Construction has begun on OMA’s pyramid-shaped mixed-use building – Xinhu Hangzhou Prism – which forms the heart of Hangzhou’s Future Tech City in the new Technology Central Business District (CBD). The project is commissioned by Zhejiang Xinhu Haichuang Group. OMA’s design for Xinhu Hangzhou Prism integrates modernity into the beauty of the surrounding natural landscape. The complex will house a hotel, retail space, lofts and an atrium garden.
Richard Gilder Center for Science, Education, and Innovation by Studio Gang, Manhattan, New York, NY, United States
The latest addition to New York’s historic American Museum of Natural History, the Richard Gilder Center for Science, Education, and Innovation embodies the museum’s integrated mission of science education and exhibition. Informed by processes found in nature, the Central Exhibition Hall, which will serve as the Museum’s new Columbus Avenue entrance, forms a continuous, flowing spatial experience along an east-west axis.
Larwill Park, the site of the new Vancouver Art Gallery, is one of the last unbuilt city blocks on Vancouver’s Downtown Peninsula. The proposal for the new Vancouver Art Gallery is a sculptural, symmetrical, upright building.
From an urban standpoint it is a classical type: a recognizable public building along a prominent boulevard. The building has both a low and a tall component. The low component addresses human scale and street life, whilst the high one offers public visibility within the vertically dominated Downtown Peninsula.
The new Academy of Motion Pictures and Science Museum will revitalize the historic Streamline Moderne building which has been dormant for nearly two decades. The museum will feature approximately 175,000 square feet of public programming space including galleries, an education center, a theater, two screening rooms, a demonstration lab, and special event spaces. The theater will be surrounded by a translucent glass sphere and topped with a roof deck that will provide panoramic views of Los Angeles.
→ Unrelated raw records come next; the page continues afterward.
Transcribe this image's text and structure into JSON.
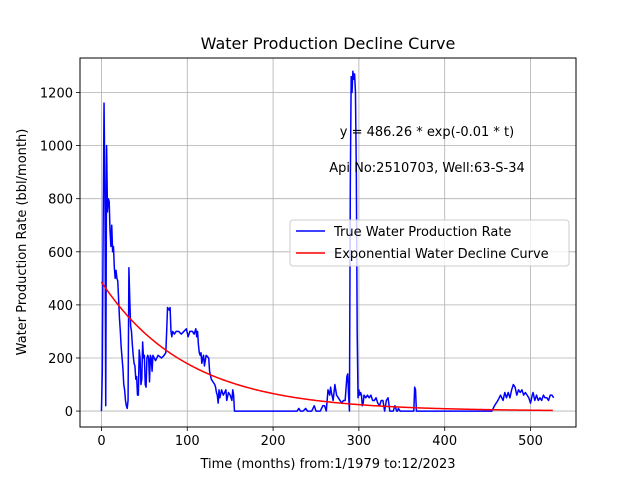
{
  "chart_data": {
    "type": "line",
    "title": "Water Production Decline Curve",
    "xlabel": "Time (months) from:1/1979 to:12/2023",
    "ylabel": "Water Production Rate (bbl/month)",
    "xlim": [
      -25,
      553
    ],
    "ylim": [
      -60,
      1330
    ],
    "xticks": [
      0,
      100,
      200,
      300,
      400,
      500
    ],
    "yticks": [
      0,
      200,
      400,
      600,
      800,
      1000,
      1200
    ],
    "grid": true,
    "legend_position": "center-right",
    "annotations": [
      "y = 486.26 * exp(-0.01 * t)",
      "Api No:2510703, Well:63-S-34"
    ],
    "series": [
      {
        "name": "True Water Production Rate",
        "color": "#0000ff",
        "points": [
          [
            0,
            0
          ],
          [
            1,
            150
          ],
          [
            2,
            700
          ],
          [
            3,
            1160
          ],
          [
            4,
            850
          ],
          [
            5,
            20
          ],
          [
            6,
            1000
          ],
          [
            7,
            750
          ],
          [
            8,
            800
          ],
          [
            9,
            790
          ],
          [
            10,
            680
          ],
          [
            11,
            620
          ],
          [
            12,
            700
          ],
          [
            13,
            600
          ],
          [
            14,
            620
          ],
          [
            15,
            540
          ],
          [
            16,
            500
          ],
          [
            17,
            530
          ],
          [
            18,
            500
          ],
          [
            19,
            490
          ],
          [
            20,
            420
          ],
          [
            21,
            350
          ],
          [
            22,
            300
          ],
          [
            23,
            240
          ],
          [
            24,
            200
          ],
          [
            25,
            160
          ],
          [
            26,
            100
          ],
          [
            27,
            80
          ],
          [
            28,
            40
          ],
          [
            29,
            20
          ],
          [
            30,
            10
          ],
          [
            31,
            40
          ],
          [
            32,
            540
          ],
          [
            33,
            420
          ],
          [
            34,
            320
          ],
          [
            35,
            300
          ],
          [
            36,
            250
          ],
          [
            37,
            210
          ],
          [
            38,
            180
          ],
          [
            39,
            170
          ],
          [
            40,
            120
          ],
          [
            41,
            130
          ],
          [
            42,
            60
          ],
          [
            43,
            60
          ],
          [
            44,
            230
          ],
          [
            45,
            200
          ],
          [
            46,
            100
          ],
          [
            47,
            120
          ],
          [
            48,
            260
          ],
          [
            49,
            200
          ],
          [
            50,
            210
          ],
          [
            51,
            100
          ],
          [
            52,
            90
          ],
          [
            53,
            200
          ],
          [
            54,
            210
          ],
          [
            55,
            200
          ],
          [
            56,
            110
          ],
          [
            57,
            210
          ],
          [
            58,
            200
          ],
          [
            59,
            150
          ],
          [
            60,
            210
          ],
          [
            63,
            190
          ],
          [
            66,
            210
          ],
          [
            70,
            200
          ],
          [
            73,
            210
          ],
          [
            75,
            220
          ],
          [
            76,
            300
          ],
          [
            77,
            390
          ],
          [
            79,
            380
          ],
          [
            80,
            390
          ],
          [
            81,
            300
          ],
          [
            82,
            280
          ],
          [
            83,
            300
          ],
          [
            85,
            290
          ],
          [
            87,
            300
          ],
          [
            90,
            300
          ],
          [
            93,
            290
          ],
          [
            96,
            300
          ],
          [
            99,
            310
          ],
          [
            101,
            280
          ],
          [
            103,
            300
          ],
          [
            106,
            300
          ],
          [
            108,
            290
          ],
          [
            110,
            310
          ],
          [
            111,
            280
          ],
          [
            112,
            300
          ],
          [
            113,
            250
          ],
          [
            114,
            220
          ],
          [
            115,
            210
          ],
          [
            116,
            220
          ],
          [
            117,
            180
          ],
          [
            118,
            200
          ],
          [
            119,
            210
          ],
          [
            120,
            170
          ],
          [
            122,
            210
          ],
          [
            125,
            200
          ],
          [
            126,
            150
          ],
          [
            128,
            120
          ],
          [
            130,
            110
          ],
          [
            132,
            100
          ],
          [
            133,
            90
          ],
          [
            134,
            70
          ],
          [
            135,
            60
          ],
          [
            136,
            30
          ],
          [
            137,
            80
          ],
          [
            138,
            50
          ],
          [
            140,
            80
          ],
          [
            142,
            60
          ],
          [
            145,
            80
          ],
          [
            146,
            40
          ],
          [
            148,
            70
          ],
          [
            150,
            60
          ],
          [
            152,
            40
          ],
          [
            153,
            80
          ],
          [
            154,
            60
          ],
          [
            155,
            0
          ],
          [
            165,
            0
          ],
          [
            180,
            0
          ],
          [
            200,
            0
          ],
          [
            220,
            0
          ],
          [
            228,
            0
          ],
          [
            230,
            10
          ],
          [
            232,
            0
          ],
          [
            235,
            0
          ],
          [
            238,
            10
          ],
          [
            240,
            0
          ],
          [
            245,
            0
          ],
          [
            248,
            20
          ],
          [
            250,
            0
          ],
          [
            255,
            0
          ],
          [
            258,
            20
          ],
          [
            260,
            20
          ],
          [
            262,
            0
          ],
          [
            263,
            40
          ],
          [
            264,
            80
          ],
          [
            266,
            60
          ],
          [
            267,
            90
          ],
          [
            268,
            70
          ],
          [
            270,
            40
          ],
          [
            272,
            100
          ],
          [
            274,
            60
          ],
          [
            276,
            50
          ],
          [
            278,
            40
          ],
          [
            280,
            30
          ],
          [
            282,
            40
          ],
          [
            284,
            40
          ],
          [
            286,
            130
          ],
          [
            287,
            140
          ],
          [
            288,
            60
          ],
          [
            289,
            0
          ],
          [
            290,
            850
          ],
          [
            291,
            1260
          ],
          [
            292,
            1200
          ],
          [
            293,
            1280
          ],
          [
            294,
            1250
          ],
          [
            295,
            1270
          ],
          [
            296,
            1200
          ],
          [
            297,
            900
          ],
          [
            298,
            300
          ],
          [
            299,
            50
          ],
          [
            300,
            80
          ],
          [
            301,
            60
          ],
          [
            302,
            70
          ],
          [
            303,
            60
          ],
          [
            304,
            20
          ],
          [
            305,
            30
          ],
          [
            306,
            60
          ],
          [
            308,
            50
          ],
          [
            310,
            60
          ],
          [
            312,
            50
          ],
          [
            314,
            60
          ],
          [
            316,
            40
          ],
          [
            318,
            40
          ],
          [
            320,
            50
          ],
          [
            322,
            30
          ],
          [
            324,
            20
          ],
          [
            326,
            40
          ],
          [
            328,
            40
          ],
          [
            330,
            0
          ],
          [
            332,
            40
          ],
          [
            334,
            50
          ],
          [
            336,
            0
          ],
          [
            338,
            0
          ],
          [
            340,
            0
          ],
          [
            342,
            20
          ],
          [
            344,
            0
          ],
          [
            345,
            0
          ],
          [
            346,
            10
          ],
          [
            348,
            0
          ],
          [
            350,
            0
          ],
          [
            355,
            0
          ],
          [
            360,
            0
          ],
          [
            364,
            0
          ],
          [
            365,
            90
          ],
          [
            366,
            80
          ],
          [
            367,
            0
          ],
          [
            375,
            0
          ],
          [
            390,
            0
          ],
          [
            410,
            0
          ],
          [
            430,
            0
          ],
          [
            450,
            0
          ],
          [
            455,
            0
          ],
          [
            458,
            20
          ],
          [
            462,
            40
          ],
          [
            465,
            60
          ],
          [
            468,
            40
          ],
          [
            470,
            70
          ],
          [
            472,
            50
          ],
          [
            474,
            70
          ],
          [
            476,
            50
          ],
          [
            478,
            80
          ],
          [
            480,
            100
          ],
          [
            482,
            90
          ],
          [
            484,
            60
          ],
          [
            486,
            80
          ],
          [
            488,
            70
          ],
          [
            490,
            80
          ],
          [
            492,
            60
          ],
          [
            494,
            70
          ],
          [
            496,
            60
          ],
          [
            498,
            50
          ],
          [
            500,
            30
          ],
          [
            502,
            60
          ],
          [
            503,
            70
          ],
          [
            505,
            40
          ],
          [
            507,
            60
          ],
          [
            509,
            40
          ],
          [
            511,
            50
          ],
          [
            513,
            40
          ],
          [
            515,
            60
          ],
          [
            517,
            50
          ],
          [
            519,
            50
          ],
          [
            521,
            40
          ],
          [
            523,
            60
          ],
          [
            525,
            60
          ],
          [
            527,
            50
          ]
        ]
      },
      {
        "name": "Exponential Water Decline Curve",
        "color": "#ff0000",
        "equation": {
          "a": 486.26,
          "b": -0.01,
          "t_start": 0,
          "t_end": 527
        }
      }
    ]
  }
}
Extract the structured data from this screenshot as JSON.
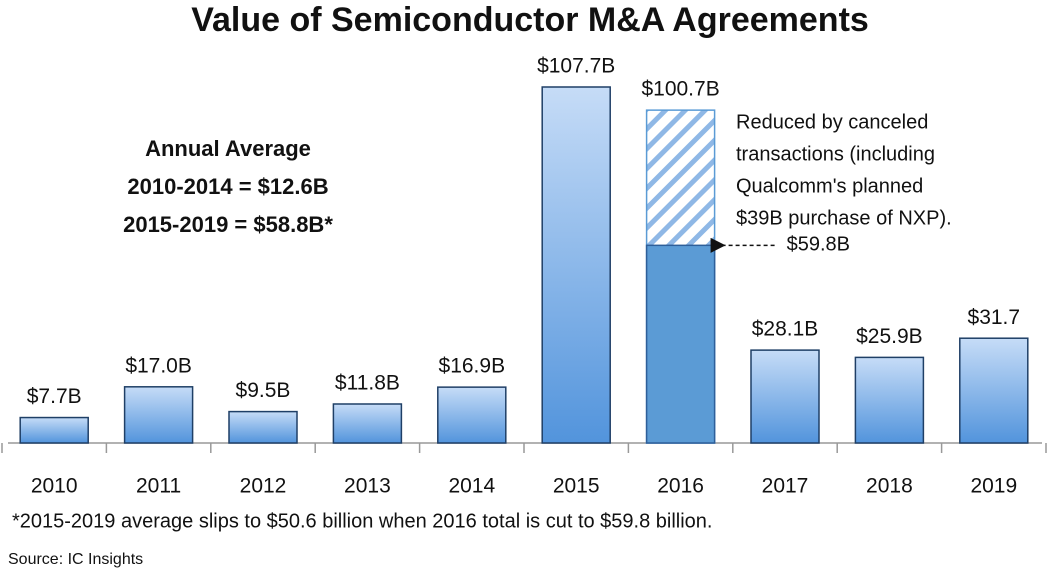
{
  "chart_data": {
    "type": "bar",
    "title": "Value of Semiconductor M&A Agreements",
    "categories": [
      "2010",
      "2011",
      "2012",
      "2013",
      "2014",
      "2015",
      "2016",
      "2017",
      "2018",
      "2019"
    ],
    "values": [
      7.7,
      17.0,
      9.5,
      11.8,
      16.9,
      107.7,
      100.7,
      28.1,
      25.9,
      31.7
    ],
    "value_labels": [
      "$7.7B",
      "$17.0B",
      "$9.5B",
      "$11.8B",
      "$16.9B",
      "$107.7B",
      "$100.7B",
      "$28.1B",
      "$25.9B",
      "$31.7"
    ],
    "color": "#5b9bd5",
    "reduced": {
      "category": "2016",
      "value": 59.8,
      "label": "$59.8B"
    },
    "average_note": [
      "Annual Average",
      "2010-2014 = $12.6B",
      "2015-2019 = $58.8B*"
    ],
    "reduction_note": [
      "Reduced by canceled",
      "transactions (including",
      "Qualcomm's planned",
      "$39B purchase of NXP)."
    ],
    "footnote": "*2015-2019 average slips to $50.6 billion when 2016 total is cut to $59.8 billion.",
    "source": "Source: IC Insights"
  }
}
The Start-Up Exhibition and Conference Centre, the first building within Chengdu’s Unicorn Island masterplan, is nearing completion. With China’s economy evolving from traditional industries to internet and technology-based organizations, the country is now home to a third of the world’s technology start-ups valued at over a billion US dollars — termed ‘unicorn companies’. The 67-hectare Unicorn Island masterplan within the Tianfu New Area will foster the continued growth of China’s digital economy.
The new 1,300 seat concert hall is sited adjacent to the existing House of Culture. The building was designed as a “perfect acoustic instrument in its case” in collaboration with Nagata Acoustics. The new building will provide performance space for the Janáček Philharmonic Orchestra, the leading Czech orchestra for commissioning contemporary music.
Pier55 is a public park and performance space on Manhattan’s lower west side commissioned by a new non-profit organization, funded primarily by the Diller –von Furstenberg family, which will build and operate the pier in cooperation with the Hudson River Park Trust. The new pier will be will be constructed between the pile fields of Pier 54 and Pier 56, which will remain in order to provide a fish habitat.